Biz bu konunun peşini bırakmayacağız. parti olarak da halkların demokratik partisi olarak da dün YSK ya başvuru yaptık , önünde de açıklama yaptık  ve bu durumu kesinlikle kabul etmeyeceğimizi de net bir şekilde söyledik. KHK’lılara çok zulümler yapıldı, şuan da bu zulümlere devam edilmeye çalışılıyor ve biz de buna şiddetle karşı çıkıyoruz , KHK lar gidecek hukuk geri gelecek ve herkes de işine geri dönecek diyoruz. bundan herkes emin olsun.

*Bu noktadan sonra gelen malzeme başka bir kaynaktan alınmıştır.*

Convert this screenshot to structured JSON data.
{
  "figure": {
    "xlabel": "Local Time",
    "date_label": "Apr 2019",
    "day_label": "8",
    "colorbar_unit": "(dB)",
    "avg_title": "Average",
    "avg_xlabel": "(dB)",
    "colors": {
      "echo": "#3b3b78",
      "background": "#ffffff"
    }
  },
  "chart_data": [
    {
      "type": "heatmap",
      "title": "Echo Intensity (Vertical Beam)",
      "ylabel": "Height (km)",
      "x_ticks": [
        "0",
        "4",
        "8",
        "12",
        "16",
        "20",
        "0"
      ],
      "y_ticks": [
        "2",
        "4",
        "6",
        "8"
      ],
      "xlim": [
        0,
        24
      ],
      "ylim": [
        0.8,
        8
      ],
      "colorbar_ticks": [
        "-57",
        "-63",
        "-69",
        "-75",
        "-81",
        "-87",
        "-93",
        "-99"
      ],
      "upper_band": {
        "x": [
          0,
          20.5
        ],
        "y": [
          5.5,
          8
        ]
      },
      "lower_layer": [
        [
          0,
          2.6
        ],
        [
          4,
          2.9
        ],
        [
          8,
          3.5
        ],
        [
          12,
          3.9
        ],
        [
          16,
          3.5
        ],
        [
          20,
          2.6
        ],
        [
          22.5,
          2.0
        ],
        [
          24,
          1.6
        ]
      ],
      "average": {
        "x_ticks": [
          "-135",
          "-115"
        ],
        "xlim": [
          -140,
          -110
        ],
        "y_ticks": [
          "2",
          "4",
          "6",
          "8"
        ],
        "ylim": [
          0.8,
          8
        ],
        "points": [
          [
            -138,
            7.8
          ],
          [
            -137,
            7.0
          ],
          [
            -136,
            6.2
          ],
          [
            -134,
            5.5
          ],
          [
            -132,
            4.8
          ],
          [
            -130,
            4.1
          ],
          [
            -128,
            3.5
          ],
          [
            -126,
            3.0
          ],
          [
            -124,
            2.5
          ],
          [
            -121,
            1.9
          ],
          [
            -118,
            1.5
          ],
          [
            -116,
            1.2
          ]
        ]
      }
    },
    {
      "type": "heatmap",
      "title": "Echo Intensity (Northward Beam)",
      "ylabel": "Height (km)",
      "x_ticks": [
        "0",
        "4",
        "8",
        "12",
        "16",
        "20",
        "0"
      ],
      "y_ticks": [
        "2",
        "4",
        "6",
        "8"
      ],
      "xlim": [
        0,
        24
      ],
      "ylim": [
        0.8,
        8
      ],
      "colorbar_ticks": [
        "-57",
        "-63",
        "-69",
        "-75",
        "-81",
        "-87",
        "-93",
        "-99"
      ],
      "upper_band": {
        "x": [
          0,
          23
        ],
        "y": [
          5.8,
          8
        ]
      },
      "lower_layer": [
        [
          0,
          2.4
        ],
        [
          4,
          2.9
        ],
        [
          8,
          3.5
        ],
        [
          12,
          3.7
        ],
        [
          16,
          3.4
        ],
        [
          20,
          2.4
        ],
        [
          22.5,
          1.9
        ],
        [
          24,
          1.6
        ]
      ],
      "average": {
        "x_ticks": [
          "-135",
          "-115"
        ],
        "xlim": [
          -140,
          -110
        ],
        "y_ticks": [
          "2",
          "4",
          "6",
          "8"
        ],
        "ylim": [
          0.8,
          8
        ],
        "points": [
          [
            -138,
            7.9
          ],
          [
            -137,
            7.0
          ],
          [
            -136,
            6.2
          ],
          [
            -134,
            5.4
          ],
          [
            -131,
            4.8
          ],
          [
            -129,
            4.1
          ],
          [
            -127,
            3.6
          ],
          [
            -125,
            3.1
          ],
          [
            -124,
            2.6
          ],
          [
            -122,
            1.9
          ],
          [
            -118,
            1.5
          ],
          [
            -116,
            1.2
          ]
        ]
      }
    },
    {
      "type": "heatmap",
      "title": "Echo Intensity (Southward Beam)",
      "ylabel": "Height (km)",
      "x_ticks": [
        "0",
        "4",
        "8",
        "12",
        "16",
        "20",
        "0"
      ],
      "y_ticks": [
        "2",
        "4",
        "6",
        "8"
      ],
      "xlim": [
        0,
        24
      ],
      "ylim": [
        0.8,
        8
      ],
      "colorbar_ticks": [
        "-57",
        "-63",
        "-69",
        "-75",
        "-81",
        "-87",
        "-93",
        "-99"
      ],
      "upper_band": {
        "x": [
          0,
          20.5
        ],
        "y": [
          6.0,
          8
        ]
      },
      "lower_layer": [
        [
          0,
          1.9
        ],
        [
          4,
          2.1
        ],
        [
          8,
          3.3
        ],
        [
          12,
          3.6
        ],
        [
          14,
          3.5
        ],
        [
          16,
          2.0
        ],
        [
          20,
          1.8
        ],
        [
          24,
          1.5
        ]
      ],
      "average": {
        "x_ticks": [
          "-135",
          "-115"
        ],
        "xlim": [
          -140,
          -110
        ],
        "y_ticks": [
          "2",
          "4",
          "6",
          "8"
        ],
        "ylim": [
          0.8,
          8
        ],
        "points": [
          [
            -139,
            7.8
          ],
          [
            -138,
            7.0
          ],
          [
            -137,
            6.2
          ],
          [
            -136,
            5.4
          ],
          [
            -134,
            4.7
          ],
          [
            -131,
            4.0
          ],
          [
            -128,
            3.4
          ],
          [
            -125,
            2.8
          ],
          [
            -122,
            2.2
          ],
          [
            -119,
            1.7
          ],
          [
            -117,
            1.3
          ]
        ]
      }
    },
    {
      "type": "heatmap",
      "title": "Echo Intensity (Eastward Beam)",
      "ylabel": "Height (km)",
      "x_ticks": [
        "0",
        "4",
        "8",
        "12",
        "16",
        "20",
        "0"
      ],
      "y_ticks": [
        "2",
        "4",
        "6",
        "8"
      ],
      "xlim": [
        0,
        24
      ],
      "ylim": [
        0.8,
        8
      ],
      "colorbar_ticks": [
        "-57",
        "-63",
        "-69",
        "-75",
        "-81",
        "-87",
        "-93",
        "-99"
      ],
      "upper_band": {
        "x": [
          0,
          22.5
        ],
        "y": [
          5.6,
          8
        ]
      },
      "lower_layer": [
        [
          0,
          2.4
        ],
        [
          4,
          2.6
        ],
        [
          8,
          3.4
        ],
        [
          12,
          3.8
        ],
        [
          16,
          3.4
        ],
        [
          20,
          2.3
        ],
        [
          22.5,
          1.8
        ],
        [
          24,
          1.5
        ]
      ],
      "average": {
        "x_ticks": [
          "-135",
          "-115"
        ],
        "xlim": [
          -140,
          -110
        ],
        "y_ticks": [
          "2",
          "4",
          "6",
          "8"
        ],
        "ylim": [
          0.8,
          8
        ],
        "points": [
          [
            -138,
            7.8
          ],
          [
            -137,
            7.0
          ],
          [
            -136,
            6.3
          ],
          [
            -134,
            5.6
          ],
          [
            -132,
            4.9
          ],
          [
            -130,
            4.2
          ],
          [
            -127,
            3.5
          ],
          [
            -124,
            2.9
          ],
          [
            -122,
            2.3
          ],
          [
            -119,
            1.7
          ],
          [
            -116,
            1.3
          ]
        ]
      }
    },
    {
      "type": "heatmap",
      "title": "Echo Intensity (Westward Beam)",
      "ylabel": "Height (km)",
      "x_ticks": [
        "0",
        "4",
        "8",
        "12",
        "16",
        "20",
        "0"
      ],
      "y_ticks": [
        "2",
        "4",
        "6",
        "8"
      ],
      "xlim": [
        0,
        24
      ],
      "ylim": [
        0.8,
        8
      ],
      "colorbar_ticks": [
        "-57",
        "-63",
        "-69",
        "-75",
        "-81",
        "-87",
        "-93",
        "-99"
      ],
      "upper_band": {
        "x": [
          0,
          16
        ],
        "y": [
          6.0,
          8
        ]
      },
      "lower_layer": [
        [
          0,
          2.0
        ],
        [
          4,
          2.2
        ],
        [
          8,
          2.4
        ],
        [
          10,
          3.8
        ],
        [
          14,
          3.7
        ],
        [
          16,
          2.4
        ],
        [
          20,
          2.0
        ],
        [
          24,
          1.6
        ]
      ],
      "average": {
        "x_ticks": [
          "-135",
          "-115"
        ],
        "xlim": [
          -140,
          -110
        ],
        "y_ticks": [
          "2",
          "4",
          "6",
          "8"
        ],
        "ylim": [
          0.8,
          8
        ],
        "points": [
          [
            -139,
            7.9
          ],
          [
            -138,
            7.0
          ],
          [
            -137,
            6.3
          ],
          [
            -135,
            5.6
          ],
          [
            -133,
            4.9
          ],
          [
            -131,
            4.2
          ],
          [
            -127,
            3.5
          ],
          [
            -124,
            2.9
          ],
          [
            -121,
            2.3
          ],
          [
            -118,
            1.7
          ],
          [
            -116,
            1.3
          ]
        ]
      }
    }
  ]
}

Arkadaşlar kaç gündür söylüyoruz Türkiye’de çok önemli bir olay yaşanıyor. Ben bunu hatta seçimlerden bile önemli görüyorum. Sürekli de söylüyorum, seçim öncesi de seçim günü de seçim sonrası da , türkiye de kaçırılan 6 kişi olduğunu söylüyoruz ve bu 6 kişinin haklarının aranması gerektiğini söylüyoruz ancak toplumda önemli bir duyarsızlıkla karşılaşıyoruz. Bakın daha geçtiğimiz günlerde bana Kandıra Cezaevinden bir mektup geldi. Zabit Kişi isimli bir tutuklu, birtakım kişiler tarafından kaçırıldığını ve  biz devletiz diyen bu kişilerin 108 gün kadar kendisine korkunç işkenceler yaptıklarını ve bu işkenceler esnasında ölümü temenni ettiğini , en sonunda da Ankara Emniyet Müdürlüğü’nün önüne bırakıldığını söylüyor. Biz bunu Adalet Bakanlığı’na bir soru önergesiyle sorduk,  TBMM insan hakları inceleme komisyonuna da bir dilekçe ile sorduk . Bakın çok ciddi bir kaçırılma işkence iddiası var ortada. mektup elimizde ve biz bunu Adalet Bakanlığına bir soru önergesi olarak sorduk. Biz bunları yaşıyoruz, OHAL dönemi içinde 20 kişi kaçırıldı şuanda da 6 kişi kaçırılmış durumda ve bunların hakkını hukukunu soruyoruz. Bir milletvekili olarak sormam gereken en önemli husus budur bu ülkede insanlar haksız hukuksuz bir şekilde kaçırılıyor ve hiçbir yetkili açıklama yapmıyorsa bunu bizim sormamız gerekir. Milletin vekili olarak bu konunun peşine düşmemiz gerekir.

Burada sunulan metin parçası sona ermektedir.